Nabi Musa menyarankan: “Kembalilah, mintalah keringanan! Karena umatmu tidak akan sanggup. Aku sudah pernah menguji Bani Israil.” Nabi shallallahu ‘alaihi wa ‘ala alihi wa sallam kembali menghadap Allah dan meminta keringanan sampai beberapa kali. Kemudian Allah menyatakan: “Wahai Muhammad. Itulah lima shalat fardhu sehari semalam, masing-masing shalat pahalanya 10 kali lipat, maka sama dengan 50 kali shalat. Siapa yang berniat mengerjakan kebaikan namun tidak mengerjakannya, ditulis untuknya satu kebaikan. Bila dia kerjakan, ditulis untuknya sepuluh kebaikan.Sebaliknya, siapa yang berniat mengerjakan kejelekan dan tidak dikerjakannya, maka tidak dicatat. Bila dia kerjakan, maka ditulis satu kejelekan.”
Demikian sekelumit kisah ini. Selengkapnya tentu dapat dirujuk dalam kitab-kitab Shahih Al-Bukhari dan Shahih Muslim. Dan memang ada beberapa pebedaan satu dengan lainnya dari beberapa riwayat itu, ada yang menambah dan ada yang kurang dan sebagainya. Ibnu Hajar menyebutkan (Fathul Bari, 1/460) bahwa beliau diberangkatkan (Isra`) dalam keadaan terjaga sebagaimana ditunjukkan oleh lahiriah ayat Al Qur’an ini. Apalagi orang-orang Quraisy mendustakan beliau ketika pada pagi harinya beliau menyampaikan berita tersebut. Seandainya memang hal itu terjadi dalam mimpi, tentu mereka tidak akan menganggap aneh yang demikian.
Ibnu Hajar menyebutkan pula hikmah diwajibkannya shalat lima waktu pada malam Isra` Mi’raj ini, kata beliau: “Ketika itu beliau disucikan lahir batin dengan air zamzam dan dipenuhi dengan keimanan dan hikmah.
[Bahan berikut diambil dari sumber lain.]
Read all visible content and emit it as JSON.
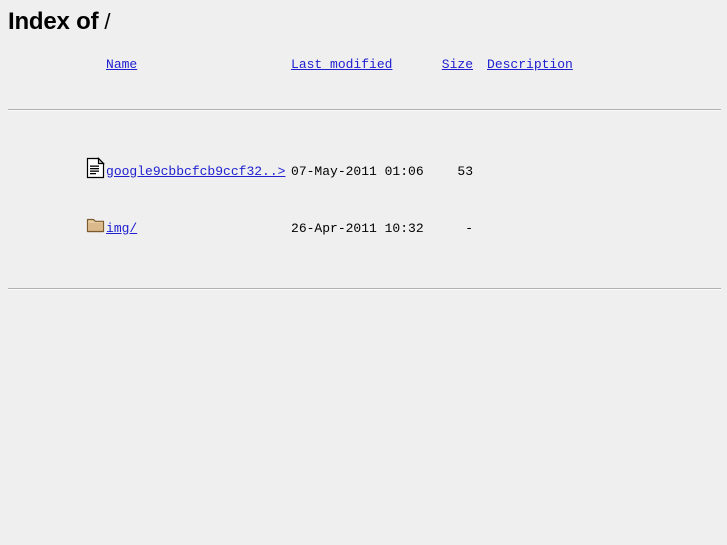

Demikian juga dengan urusan shalat, hendaknya didahului dengan bersuci. Maka, sangat sesuai ditetapkannya kewajiban shalat ketika itu. Di samping itu, juga untuk menampakkan kedudukan beliau yang mulia di hadapan para penduduk langit dari kalangan Malaikat dan para Nabi.” Hadits Isra` Mi’raj ini juga menunjukkan bahwa shalat diwajibkan ketika Rasulullah shallallahu ‘alaihi wa ‘ala alihi wa sallam masih berada di Makkah. Dalam hadits Isra` Mi’raj ini terkandung pula dalil yang menunjukkan bahwa Allah ta’ala mempunyai sifat Maha Tinggi di atas sekalian makhluk-Nya. Wallahu a’lam.